3 Mich. App. 726 (1966) 143 N.W.2d 616

POSS
v.
ROSSEN-POSS AGENCY, INC.

Docket No. 1,101.

Michigan Court of Appeals.

Decided July 12, 1966. Rehearing denied September 2, 1966. Leave to appeal denied November 23, 1966.

Max M. Marston, for plaintiff.

Sugar & Schwartz (Lawrence Warren, of counsel), for defendant.

Leave to appeal denied by Supreme Court November 23, 1966. See 378 Mich. 741.

QUINN, J.

Defendant appeals from an order of Wayne county circuit court appointing appraisers pursuant to CL 1948, § 450.44 (Stat Ann 1963 Rev § 21.44) and from denial of defendant's motion to vacate said order and for rehearing. The statute involved governs rights of corporate shareholders *728 objecting to corporate authorization of sale, lease, or exchange of all or substantially all of the corporate assets and provides a method for them to obtain the value of their shares in case they and the corporation fail to agree on such value.

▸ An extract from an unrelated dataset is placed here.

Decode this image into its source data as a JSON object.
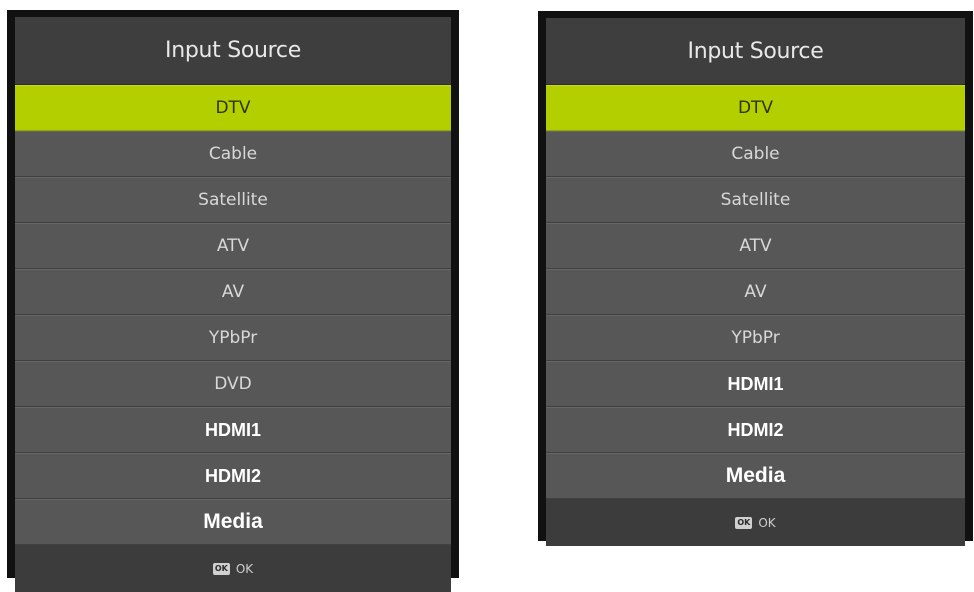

To be entitled to the statutory relief, plaintiff must show full and complete compliance with the terms of the statute. Pollack v. Adwood Corporation (1948), 321 Mich. 93. The only issue raised on this appeal is the adequacy of the record to support the finding by the trial court that plaintiff was a shareholder at the time of the authorization above referred to. (The first condition imposed by the statute.) Statutory procedure for seeking relief is by petition and order to show cause indicating the proceeding is in chancery. (See Pollack, supra.) This calls for review de novo, Cullum v. Topps-Stillman's, Inc. (1965), 1 Mich. App. 92, but reversal is not made unless this Court is convinced from a reading of the entire record that it would have reached a different conclusion. Michigan Central Park Association v. Roscommon County Road Commission (1966), 2 Mich. App. 192.

The corporate records showed stock registered in plaintiff's name, but defendant contends the same records indicate this stock was paid for with corporate funds, and since there was no consideration flowing from plaintiff for the shares registered to him, he was not a shareholder. That such proof does not necessarily disprove purchase of the shares by plaintiff see Davidson v. American Paper Manufacturing Company (1937), 188 La 69 (175 So 753). Plaintiff testified that the payments relied on by defendant to show plaintiff's stock was purchased with corporate funds were charged against his corporate account, and other documentary evidence indicated plaintiff was a shareholder. On such a record *729 this Court is not able to say it would have reached a conclusion different than the trial judge.

Plaintiff attached to his reply to new matter contained in defendant's answer an executed but unconsummated agreement between the parties hereto. On appeal, defendant seeks to use part of such agreement to show plaintiff was not a shareholder as required by the statute. This was not an issue before the trial court, even though plaintiff filed an amended answer after the reply. We do not discuss issues raised for the first time on appeal. Baker Contractor, Inc., v. Chris Nelsen & Son, Inc. (1965), 1 Mich. App. 450.

Affirmed, with costs to appellee.

J.H. GILLIS, P.J., and FITZGERALD, J., concurred.